Lots of cities and towns levy an occupancy tax on hotel rooms, and the issue raised in the lawsuits is whether the on-line travel agencies like Orbitz and Expedia should pay the occupancy tax on the full amount paid by the consumer, or on the lower price paid to the hotel.

The cities and towns say the OTAs are buying hotel rooms at a lower rate and selling them at a higher rate and they should pay tax on the higher rate. The OTAs say they don’t buy and sell hotel rooms. They say they charge a service fee to fill the rooms.
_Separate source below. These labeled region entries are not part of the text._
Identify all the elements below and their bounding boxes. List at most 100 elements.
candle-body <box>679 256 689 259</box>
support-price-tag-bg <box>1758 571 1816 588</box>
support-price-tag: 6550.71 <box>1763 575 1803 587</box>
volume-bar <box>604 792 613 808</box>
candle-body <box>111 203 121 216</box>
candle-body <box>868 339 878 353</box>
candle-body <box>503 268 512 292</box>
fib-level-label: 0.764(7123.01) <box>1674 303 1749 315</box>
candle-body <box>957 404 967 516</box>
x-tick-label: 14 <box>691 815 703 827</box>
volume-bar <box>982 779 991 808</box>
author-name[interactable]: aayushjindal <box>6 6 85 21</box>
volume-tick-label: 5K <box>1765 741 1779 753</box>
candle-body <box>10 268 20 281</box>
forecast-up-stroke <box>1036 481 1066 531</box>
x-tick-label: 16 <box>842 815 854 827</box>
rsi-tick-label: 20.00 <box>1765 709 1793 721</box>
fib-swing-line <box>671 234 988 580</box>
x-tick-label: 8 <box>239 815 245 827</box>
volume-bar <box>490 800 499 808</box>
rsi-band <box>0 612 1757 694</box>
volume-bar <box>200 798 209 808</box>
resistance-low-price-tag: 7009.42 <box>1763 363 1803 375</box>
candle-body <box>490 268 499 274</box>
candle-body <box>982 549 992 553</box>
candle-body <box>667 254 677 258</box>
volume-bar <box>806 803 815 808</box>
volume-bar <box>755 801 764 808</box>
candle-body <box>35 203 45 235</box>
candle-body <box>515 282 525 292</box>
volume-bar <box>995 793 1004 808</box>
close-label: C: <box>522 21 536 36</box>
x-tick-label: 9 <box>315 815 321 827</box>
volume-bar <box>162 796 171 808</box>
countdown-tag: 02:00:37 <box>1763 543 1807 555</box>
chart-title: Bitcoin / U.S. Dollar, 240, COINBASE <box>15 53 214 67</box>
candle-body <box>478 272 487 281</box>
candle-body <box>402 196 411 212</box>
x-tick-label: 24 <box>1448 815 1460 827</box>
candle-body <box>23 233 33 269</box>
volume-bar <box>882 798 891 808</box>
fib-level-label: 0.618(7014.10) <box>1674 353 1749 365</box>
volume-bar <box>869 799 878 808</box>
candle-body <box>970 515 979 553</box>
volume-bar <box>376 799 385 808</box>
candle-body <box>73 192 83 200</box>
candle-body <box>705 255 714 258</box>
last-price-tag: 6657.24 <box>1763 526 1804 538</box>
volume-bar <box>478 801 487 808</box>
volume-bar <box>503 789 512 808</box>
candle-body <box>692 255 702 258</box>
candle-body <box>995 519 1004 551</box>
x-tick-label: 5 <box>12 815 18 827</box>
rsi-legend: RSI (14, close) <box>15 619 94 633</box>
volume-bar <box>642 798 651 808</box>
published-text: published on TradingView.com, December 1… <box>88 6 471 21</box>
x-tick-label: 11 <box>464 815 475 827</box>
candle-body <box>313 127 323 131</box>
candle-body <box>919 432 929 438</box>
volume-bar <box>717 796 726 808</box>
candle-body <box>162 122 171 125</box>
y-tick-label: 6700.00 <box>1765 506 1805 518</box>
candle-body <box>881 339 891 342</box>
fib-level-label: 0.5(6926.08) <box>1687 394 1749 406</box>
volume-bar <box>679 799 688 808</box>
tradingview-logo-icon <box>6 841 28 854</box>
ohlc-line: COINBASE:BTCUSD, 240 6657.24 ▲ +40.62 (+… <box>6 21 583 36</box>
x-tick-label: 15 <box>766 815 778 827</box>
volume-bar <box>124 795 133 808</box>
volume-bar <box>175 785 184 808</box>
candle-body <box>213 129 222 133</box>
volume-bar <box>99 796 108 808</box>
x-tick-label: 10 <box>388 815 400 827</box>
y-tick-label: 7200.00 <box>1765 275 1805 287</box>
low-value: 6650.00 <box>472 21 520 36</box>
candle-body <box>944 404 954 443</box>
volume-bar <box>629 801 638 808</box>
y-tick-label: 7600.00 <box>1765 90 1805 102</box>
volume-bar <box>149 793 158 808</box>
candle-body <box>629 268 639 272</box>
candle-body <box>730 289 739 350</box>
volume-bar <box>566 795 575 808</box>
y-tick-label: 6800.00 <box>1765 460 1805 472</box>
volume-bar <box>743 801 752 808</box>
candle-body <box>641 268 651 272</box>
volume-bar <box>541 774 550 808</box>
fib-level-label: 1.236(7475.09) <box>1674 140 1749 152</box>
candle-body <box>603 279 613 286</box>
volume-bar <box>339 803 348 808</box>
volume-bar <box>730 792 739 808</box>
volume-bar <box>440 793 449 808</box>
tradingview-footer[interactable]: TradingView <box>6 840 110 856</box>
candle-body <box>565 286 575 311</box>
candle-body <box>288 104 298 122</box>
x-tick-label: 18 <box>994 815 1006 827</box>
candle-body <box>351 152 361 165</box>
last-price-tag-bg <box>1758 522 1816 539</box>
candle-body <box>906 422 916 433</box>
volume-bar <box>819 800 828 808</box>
They say they’re willing to pay taxes on the service fee — just like brick-and-mortar travel agents.

Because occupancy taxes are levied at the municipal level, the OTAs have been obliged to go to court in more than 40 jurisdictions across the country in an expensive game of “Whack A Mole” that’s costing millions of dollars with no benefit to anyone except lawyers.

However one feels about who should pay what, this is clearly a situation where the federal government should exercise its authority. One of the principal reasons the original thirteen colonies signed the Articles of Confederation and later the US Constitution was to create a federation to regulate interstate commerce.

The founders saw that it made no sense for states, cities and towns to have their own customs offices and postal services, and that’s why they gave the new federal government — expressly, in no uncertain terms — the authority to regulate interstate commerce.

It makes no sense to have the hotel tax issue litigated in one jurisdiction after another. It’s the kind of question that federal courts should settle once and for all. That’s what they’re there for.